The fingers dug into his shoulder. He expected rebuke when he looked up. But the old man unveiled to him, showing his naked face, and there was no anger there. “I thought you would say so,” Eddan said, which was incredible, for he had not known himself: it was impulse. But the old man knew him that well. “Do as you think right,” Eddan said further. “Stay. I will not forbid you.”
And the old man rose and ordered the others, who moved about their separate tasks. One brought the vessels of ritual, given by the Sen, that were for burying, and set them at Medai’s feet; Pasev brought water; and Dahacha, cloths for washing; and Palazi filled the lamps for the long vigil; and Debas whistled softly to the dusei and took them from the outer hall, herding them away into the tower of the Kel so that they should not disturb the solemnities. In the midst of the activity Niun sat, conscious finally that he had torn his robe in his haste for descending from the hills, and that he was dusty and his hands were foul with dirt. Feet pattered about him. Sirain came, half-blind Sirain, and gave him a damp cloth, and Niun unveiled and washed his face and veiled again, grateful for his thoughtfulness. Liran brought a robe for him, and he changed his siga in the very Shrine, for it was not respect to sit the watch in disorder. H
e sat down again, and began to be calmer at their quiet, efficient ministering.
Then at Eddan’s whispered word, they began to take the ugly white shroud from Medai, and patiently, patiently the fingers of one and the other of them tore the webbing that was as close-spun as a cocoon and well-nigh impenetrable—like cho-silk it was, having to be unraveled with the fingers. But Pasev knew to touch the regul fiber with a burning wick, and so to part the strange web. The material burned sullenly, but it gave way, shedding its chemical smell into sickening union with the incense that lowered overhead.

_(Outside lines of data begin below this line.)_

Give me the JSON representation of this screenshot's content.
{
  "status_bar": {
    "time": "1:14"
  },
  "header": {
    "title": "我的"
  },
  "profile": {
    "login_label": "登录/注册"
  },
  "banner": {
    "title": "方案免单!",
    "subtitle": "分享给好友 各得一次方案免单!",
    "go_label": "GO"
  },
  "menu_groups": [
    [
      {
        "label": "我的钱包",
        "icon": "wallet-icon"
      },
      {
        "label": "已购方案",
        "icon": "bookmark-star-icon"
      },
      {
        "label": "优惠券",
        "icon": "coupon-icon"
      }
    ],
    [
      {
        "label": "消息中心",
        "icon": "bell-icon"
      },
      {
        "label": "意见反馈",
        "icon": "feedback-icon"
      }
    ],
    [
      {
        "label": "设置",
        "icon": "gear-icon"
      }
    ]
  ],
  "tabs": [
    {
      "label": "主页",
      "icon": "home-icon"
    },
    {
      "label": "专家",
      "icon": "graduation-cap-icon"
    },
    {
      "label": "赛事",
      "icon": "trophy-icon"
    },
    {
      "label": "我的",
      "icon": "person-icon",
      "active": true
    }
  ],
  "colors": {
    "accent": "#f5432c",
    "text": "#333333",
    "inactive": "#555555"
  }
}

It was something on which they all silently agreed, that they would not give to burial a kel’en in a regul shroud, whatever the inconvenience; and gradually they recovered Medai from the web, a face that they remembered, a countenance, still and pale. The body was small and thin in death, pitifully so; it weighed very little, and Medai had been a strong man. The honors that they found laced to his belts were many, and the seta’al were weathered to pale blue on his face. He had been a handsome youth, had Medai s’Intel, full of the life and the hope of the edun in brighter days. Even now he was very fine to see. The only marring of him was the blood that stained the fiber under his central ribs, where he had dealt himself his death wound.
Suicide.
Niun worked, not looking at Medai’s face, trying not to think what his hands did, lest they tremble and betray him. He was trying to remember better days, could not. He knew Medai too well. His cousin was in his dying as he had been in life: selfish, arrogant to match regul arrogance, and stubborn with it all. It was wrong to hold anger with the dead, impious. But in the end Medai had been as useless to his kinfolk as he had always been. Medai had lived for himself and died for his own reasons, nothing regarding what others might need of him; and there was precious little honor for a cold corpse, whatever the high traditions of the Kel.
They had parted in anger. He remembered, each day of his life for six years he had remembered, and he knew why the she’pan had wanted him upstairs, and what was surely in the minds of his brother kel’ein who sat with him. There had been a quarrel, the av’ein-kel, the long blades drawn; it had been his own fault, drawing first, in the Shrine hall, outside. It was the day that Medai had laid hand on Melein.